You get better plans when you also provide:

- `cached_input_tokens`
- `thinking_tokens`
- `max_output_tokens`
- `class_name`
- `latency_s`

See the concrete schema guide in [`docs/data-requirements.md`](docs/data-requirements.md).

There are also example input files in:

- [`examples/input/synthetic_request_trace_baseline.csv`](examples/input/synthetic_request_trace_baseline.csv)
- [`examples/input/synthetic_request_trace_optimized.csv`](examples/input/synthetic_request_trace_optimized.csv)

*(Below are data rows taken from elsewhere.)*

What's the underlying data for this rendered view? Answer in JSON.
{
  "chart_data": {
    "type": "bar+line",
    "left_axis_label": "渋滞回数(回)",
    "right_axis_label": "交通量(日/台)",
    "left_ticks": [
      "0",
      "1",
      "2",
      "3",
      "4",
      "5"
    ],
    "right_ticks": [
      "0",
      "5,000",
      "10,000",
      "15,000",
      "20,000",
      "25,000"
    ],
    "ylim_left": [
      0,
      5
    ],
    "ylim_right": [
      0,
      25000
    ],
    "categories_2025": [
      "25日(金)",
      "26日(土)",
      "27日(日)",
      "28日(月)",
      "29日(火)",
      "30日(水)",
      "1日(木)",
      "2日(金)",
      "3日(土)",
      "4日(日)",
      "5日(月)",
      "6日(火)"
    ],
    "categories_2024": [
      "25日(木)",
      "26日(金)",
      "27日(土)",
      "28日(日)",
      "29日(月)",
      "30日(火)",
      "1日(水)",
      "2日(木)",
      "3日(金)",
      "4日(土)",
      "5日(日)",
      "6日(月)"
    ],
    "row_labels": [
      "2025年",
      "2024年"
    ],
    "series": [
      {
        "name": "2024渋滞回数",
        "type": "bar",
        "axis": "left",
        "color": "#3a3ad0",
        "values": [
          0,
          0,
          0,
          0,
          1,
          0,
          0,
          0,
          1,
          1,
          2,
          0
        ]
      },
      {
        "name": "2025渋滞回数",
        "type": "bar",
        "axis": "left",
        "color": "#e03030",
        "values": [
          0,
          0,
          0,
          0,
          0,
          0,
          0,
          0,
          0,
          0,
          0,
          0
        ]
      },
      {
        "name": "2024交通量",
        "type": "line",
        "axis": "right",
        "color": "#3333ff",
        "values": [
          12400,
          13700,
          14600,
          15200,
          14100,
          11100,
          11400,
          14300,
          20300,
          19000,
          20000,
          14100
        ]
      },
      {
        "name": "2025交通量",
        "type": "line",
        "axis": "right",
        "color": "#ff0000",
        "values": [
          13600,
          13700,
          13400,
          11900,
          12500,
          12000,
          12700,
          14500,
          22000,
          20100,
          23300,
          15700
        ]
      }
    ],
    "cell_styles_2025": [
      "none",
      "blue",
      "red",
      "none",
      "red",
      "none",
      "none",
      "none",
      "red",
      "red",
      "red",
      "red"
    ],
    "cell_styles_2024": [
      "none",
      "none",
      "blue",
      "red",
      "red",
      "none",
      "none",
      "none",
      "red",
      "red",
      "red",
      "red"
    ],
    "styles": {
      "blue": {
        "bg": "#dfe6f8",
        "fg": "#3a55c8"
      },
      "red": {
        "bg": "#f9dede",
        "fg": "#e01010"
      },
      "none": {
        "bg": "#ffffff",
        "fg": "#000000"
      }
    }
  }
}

## Built-in provider support

### Vertex GSU
The package ships a small built-in registry for a handful of Vertex models, including:

- `gemini-2.0-flash-001`
- `gemini-2.0-flash-lite-001`
- `gemini-2.5-flash`
- `gemini-2.5-flash-lite`
- `gemini-2.5-pro`
- `gemini-3.1-flash-lite-preview`

### Azure PTU
Azure PTU support is user-calibrated on purpose. The package gives you the same planning engine, but you provide the model-specific PTU profile from your calculator + benchmark loop.

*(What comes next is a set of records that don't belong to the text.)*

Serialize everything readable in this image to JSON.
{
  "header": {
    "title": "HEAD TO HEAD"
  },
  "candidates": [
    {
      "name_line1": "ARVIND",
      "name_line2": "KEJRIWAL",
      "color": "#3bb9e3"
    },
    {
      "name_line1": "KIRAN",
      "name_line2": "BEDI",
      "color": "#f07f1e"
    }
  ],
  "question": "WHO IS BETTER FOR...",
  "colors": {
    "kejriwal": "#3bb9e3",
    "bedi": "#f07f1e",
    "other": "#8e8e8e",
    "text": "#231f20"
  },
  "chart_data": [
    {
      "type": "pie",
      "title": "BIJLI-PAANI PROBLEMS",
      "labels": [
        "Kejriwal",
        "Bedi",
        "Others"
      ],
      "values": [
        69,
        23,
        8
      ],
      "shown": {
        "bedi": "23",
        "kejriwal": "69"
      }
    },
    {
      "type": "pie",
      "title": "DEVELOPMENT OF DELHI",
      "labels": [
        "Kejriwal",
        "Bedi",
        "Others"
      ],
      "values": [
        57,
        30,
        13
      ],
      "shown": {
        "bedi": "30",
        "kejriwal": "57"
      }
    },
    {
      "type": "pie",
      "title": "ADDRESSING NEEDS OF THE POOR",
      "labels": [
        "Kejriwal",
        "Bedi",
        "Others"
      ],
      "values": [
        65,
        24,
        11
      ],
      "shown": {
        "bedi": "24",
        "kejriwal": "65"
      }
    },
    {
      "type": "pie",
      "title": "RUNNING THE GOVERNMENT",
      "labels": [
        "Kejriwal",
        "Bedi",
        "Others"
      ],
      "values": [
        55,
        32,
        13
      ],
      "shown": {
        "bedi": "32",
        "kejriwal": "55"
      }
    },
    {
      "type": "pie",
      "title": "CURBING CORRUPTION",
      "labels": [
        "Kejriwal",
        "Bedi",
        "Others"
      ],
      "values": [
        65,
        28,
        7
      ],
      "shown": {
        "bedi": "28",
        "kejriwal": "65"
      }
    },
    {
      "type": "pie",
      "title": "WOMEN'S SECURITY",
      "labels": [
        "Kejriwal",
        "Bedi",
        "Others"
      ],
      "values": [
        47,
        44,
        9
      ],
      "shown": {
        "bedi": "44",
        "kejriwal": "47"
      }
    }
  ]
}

See [`docs/provider-adapters.md`](docs/provider-adapters.md).

## Synthetic demo: what it shows

The repo ships with a fake but bursty workload containing three classes:

- chat
- rag
- reasoning

The optimized variant simulates:

- tighter prompts,
- more caching,
- shorter outputs,
- lower thinking-token budgets.

That lets you inspect two things immediately:

1. **Optimization can reduce reserved-capacity needs.**
2. **Planning for stricter percentiles usually increases slack capacity.**

### Snapshot of the current synthetic outputs

| scenario | objective | target | recommended units | avg spare fraction (1s) | overload probability (1s) | achieved latency quantile |
| --- | --- | --- | ---: | ---: | ---: | ---: |
| baseline | latency | p95 <= 1.5s | 5 | 0.718 | 0.030 | 1.315s |
| baseline | latency | p99 <= 1.5s | 7 | 0.794 | 0.006 | 1.428s |
| baseline | throughput | p99 units, overload <= 1% | 7 | 0.794 | 0.006 | - |
| optimized | latency | p95 <= 1.5s | 4 | 0.713 | 0.032 | 1.157s |
| optimized | latency | p99 <= 1.5s | 5 | 0.766 | 0.012 | 1.278s |
| optimized | throughput | p99 units, overload <= 1% | 6 | 0.804 | 0.005 | - |

These numbers are synthetic. They are there to show the mechanics, not to cosplay as your production traffic.

### Output plots

**Latency vs provisioned capacity**

![Latency vs capacity](docs/assets/latency_vs_capacity.png)

**Distribution of required reserved units**

![Required units distribution](docs/assets/required_units_distribution.png)

**Optimization benefit**

![Optimization benefit](docs/assets/scenario_benefit.png)

**Slack trade-off**

![Slack trade-off](docs/assets/percentile_tradeoff.png)

## Repo map

- [`docs/formalization.md`](docs/formalization.md): generic throughput/latency model
- [`docs/data-requirements.md`](docs/data-requirements.md): what columns you need and why
- [`docs/provider-adapters.md`](docs/provider-adapters.md): how GSU/PTU adaptation works
- [`docs/examples.md`](docs/examples.md): the synthetic walkthrough
- [`examples/quickstart.py`](examples/quickstart.py): reproducible demo script

## Caveats

- The queue model is intentionally simple: FCFS fluid queueing, not a perfect service simulator.
- Built-in Vertex profiles are text-centric. Multimodal traffic needs more columns and weights.
- Azure PTU math is workload-sensitive, so the package does not fake vendor-authoritative PTU values for you.
- If you do not have a latency column, the package falls back to a simple token-based baseline latency model. That is a starting point, not gospel.

## Name

The package name is **`slosizer`** because "how many units do I need, and how much empty air am I buying to hit p99?" is the real question under all the vendor jargon.